The 14 VOA journalists who penned the letter may have forgotten that although Sen. Joseph McCarthy was a demagogue and made baseless accusations against many individuals, Julius and Ethel Rosenberg were convicted of giving U.S. atomic secrets to Soviet spies.

After World War II, there was at least one active Communist agent employed by VOA, and several more employed by Radio Free Europe and Radio Liberty, who were subsequently discovered. In the early 1950s, a communist provocateur Zbigniew Juliusz Brydak infiltrated the Voice of America bureau in Munich, West Germany, and spied on VOA journalists. He also spied on Radio Free Europe but did not get a full-time position there because its Polish Service Director, Jan Nowak-Jeziorański, suspected him of working for the Communist secret police.

Brydak recorded programs for VOA under his radio name, Stefan Michalski. He later broadcast on Polish radio false accusations against his former VOA and RFE colleagues and worked for a news magazine launched in Poland by former Voice of America editor Stefan Arski, aka Artur Salman. Arski was a socialist activist and journalist who had resigned from VOA in 1947 after being told that he would be replaced by a U.S. citizen. After working briefly for the Polish Embassy in Washington, Arski went back to Poland, joined the Communist Party and became an anti-American propagandist who viciously attacked VOA, RFE, various U.S. administrations, and the U.S. Congress. He spread Soviet propaganda lies, which he also did while working for VOA in the 1940s.

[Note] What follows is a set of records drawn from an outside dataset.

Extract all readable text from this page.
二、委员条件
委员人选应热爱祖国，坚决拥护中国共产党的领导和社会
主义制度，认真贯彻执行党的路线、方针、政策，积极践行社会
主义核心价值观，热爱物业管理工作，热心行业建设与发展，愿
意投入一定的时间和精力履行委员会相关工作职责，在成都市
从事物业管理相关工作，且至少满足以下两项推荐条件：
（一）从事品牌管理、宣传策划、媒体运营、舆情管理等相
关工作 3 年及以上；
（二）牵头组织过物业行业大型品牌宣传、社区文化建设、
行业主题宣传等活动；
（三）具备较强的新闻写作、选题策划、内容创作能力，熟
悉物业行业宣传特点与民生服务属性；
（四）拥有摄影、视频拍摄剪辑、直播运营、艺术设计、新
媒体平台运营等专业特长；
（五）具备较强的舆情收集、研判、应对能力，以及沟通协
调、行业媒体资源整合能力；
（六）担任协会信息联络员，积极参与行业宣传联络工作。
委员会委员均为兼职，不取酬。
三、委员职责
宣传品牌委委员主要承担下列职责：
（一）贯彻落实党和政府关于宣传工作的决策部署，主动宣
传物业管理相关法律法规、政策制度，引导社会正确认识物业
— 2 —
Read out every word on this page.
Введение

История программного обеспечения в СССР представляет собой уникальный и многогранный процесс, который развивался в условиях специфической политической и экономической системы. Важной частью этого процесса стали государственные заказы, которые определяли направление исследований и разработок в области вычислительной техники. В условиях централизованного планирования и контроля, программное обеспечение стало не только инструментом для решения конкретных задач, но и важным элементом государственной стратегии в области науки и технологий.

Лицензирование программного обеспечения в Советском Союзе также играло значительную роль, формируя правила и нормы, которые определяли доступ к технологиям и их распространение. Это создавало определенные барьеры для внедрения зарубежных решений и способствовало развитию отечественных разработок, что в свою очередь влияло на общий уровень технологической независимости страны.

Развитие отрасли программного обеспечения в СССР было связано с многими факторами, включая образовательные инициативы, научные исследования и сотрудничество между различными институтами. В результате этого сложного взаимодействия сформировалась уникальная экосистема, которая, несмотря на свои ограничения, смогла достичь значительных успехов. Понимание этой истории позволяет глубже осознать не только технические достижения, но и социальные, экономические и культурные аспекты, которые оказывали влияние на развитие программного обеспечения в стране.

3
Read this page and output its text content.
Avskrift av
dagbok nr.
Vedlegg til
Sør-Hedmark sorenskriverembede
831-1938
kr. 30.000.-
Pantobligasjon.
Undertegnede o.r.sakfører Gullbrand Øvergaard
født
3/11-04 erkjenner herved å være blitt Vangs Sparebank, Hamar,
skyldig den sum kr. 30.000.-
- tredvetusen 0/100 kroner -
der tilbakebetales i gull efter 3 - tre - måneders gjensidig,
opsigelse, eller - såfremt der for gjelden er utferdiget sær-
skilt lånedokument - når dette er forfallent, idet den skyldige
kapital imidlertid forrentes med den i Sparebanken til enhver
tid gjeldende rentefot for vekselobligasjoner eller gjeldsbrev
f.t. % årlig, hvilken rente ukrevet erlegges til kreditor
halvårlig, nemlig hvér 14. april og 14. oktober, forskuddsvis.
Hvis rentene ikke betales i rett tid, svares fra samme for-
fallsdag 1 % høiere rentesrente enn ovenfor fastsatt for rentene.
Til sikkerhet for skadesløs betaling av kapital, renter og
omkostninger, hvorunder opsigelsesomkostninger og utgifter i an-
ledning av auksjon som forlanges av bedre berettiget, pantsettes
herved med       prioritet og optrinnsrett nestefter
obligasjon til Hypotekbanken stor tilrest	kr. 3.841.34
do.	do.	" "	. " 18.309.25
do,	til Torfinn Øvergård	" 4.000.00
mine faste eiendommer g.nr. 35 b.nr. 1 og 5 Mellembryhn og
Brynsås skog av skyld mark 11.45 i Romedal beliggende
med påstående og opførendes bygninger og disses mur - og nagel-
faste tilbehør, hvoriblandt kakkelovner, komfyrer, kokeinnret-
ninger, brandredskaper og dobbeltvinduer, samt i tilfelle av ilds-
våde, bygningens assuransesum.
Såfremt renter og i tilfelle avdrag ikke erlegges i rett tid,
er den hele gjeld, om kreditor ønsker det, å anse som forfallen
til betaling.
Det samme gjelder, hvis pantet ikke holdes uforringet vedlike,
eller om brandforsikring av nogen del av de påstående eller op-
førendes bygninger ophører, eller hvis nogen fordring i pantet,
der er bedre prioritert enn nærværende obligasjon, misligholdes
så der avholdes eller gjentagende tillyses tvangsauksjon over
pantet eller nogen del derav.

These were not innocent spy and propaganda games. Marek Walicki, my former deputy at the VOA Polish Service in the 1980s, described in two books how Brydak’s provocations before he was hired by VOA resulted in young Polish anti-Communist and former anti-Nazi World War II fighters being imprisoned, tortured, and executed by the Soviet-dominated Communist regime in Poland. Brydak tried to recruit Walicki for a clandestine trip to Poland that would have resulted in his capture by the communist secret police, but Walicki, suspecting foul play, had refused these approaches. These were dangerous times for opponents of communism, both behind the Iron Curtain and even in the West.

There is no reason to believe that such foreign intelligence activities against VOA and other USAGM journalists have stopped. In the 1980s, Communist agents also tried to recruit some of our VOA Polish Service journalists. Protection of VOA, Radio Free Europe, Radio Liberty, Radio Free Asia, the Office of Cuba Broadcasting, and the Middle East Broadcasting Networks is just as important now as it was during the Cold War considering who is currently ruling Russia, China, Iran, North Korea, Cuba, and a few other adversary countries. The attempted poisoning of Russian opposition leader and anti-corruption journalist Alexei Navalny drives this point home. Several years ago, VOA’s Russian Service posted an interview with Navalny that turned out to be completely fake. I would not be at all surprised if the same people who tried to poison Navalny and served up a fake interview to gullible VOA editors were also responsible for some of the murders and beatings of opposition journalists in Russia.

Brydak was discovered by the CIA and admitted to his spying activities. But he still managed to sneak back to Poland. Although some of the methods of exerting influence have changed since the 1950s, VOA English newsroom journalists should not delude themselves that people like Arski and Brydak no longer pose a threat to legitimate journalists and U.S. government employees.

They seem to forget that compared to former Soviet leaders, Russian President Vladimir Putin, an ex-KGB intelligence officer, is far more sophisticated in manipulating foreign media and interfering in U.S. elections.

Ted Lipien is a former Voice of America acting associate director.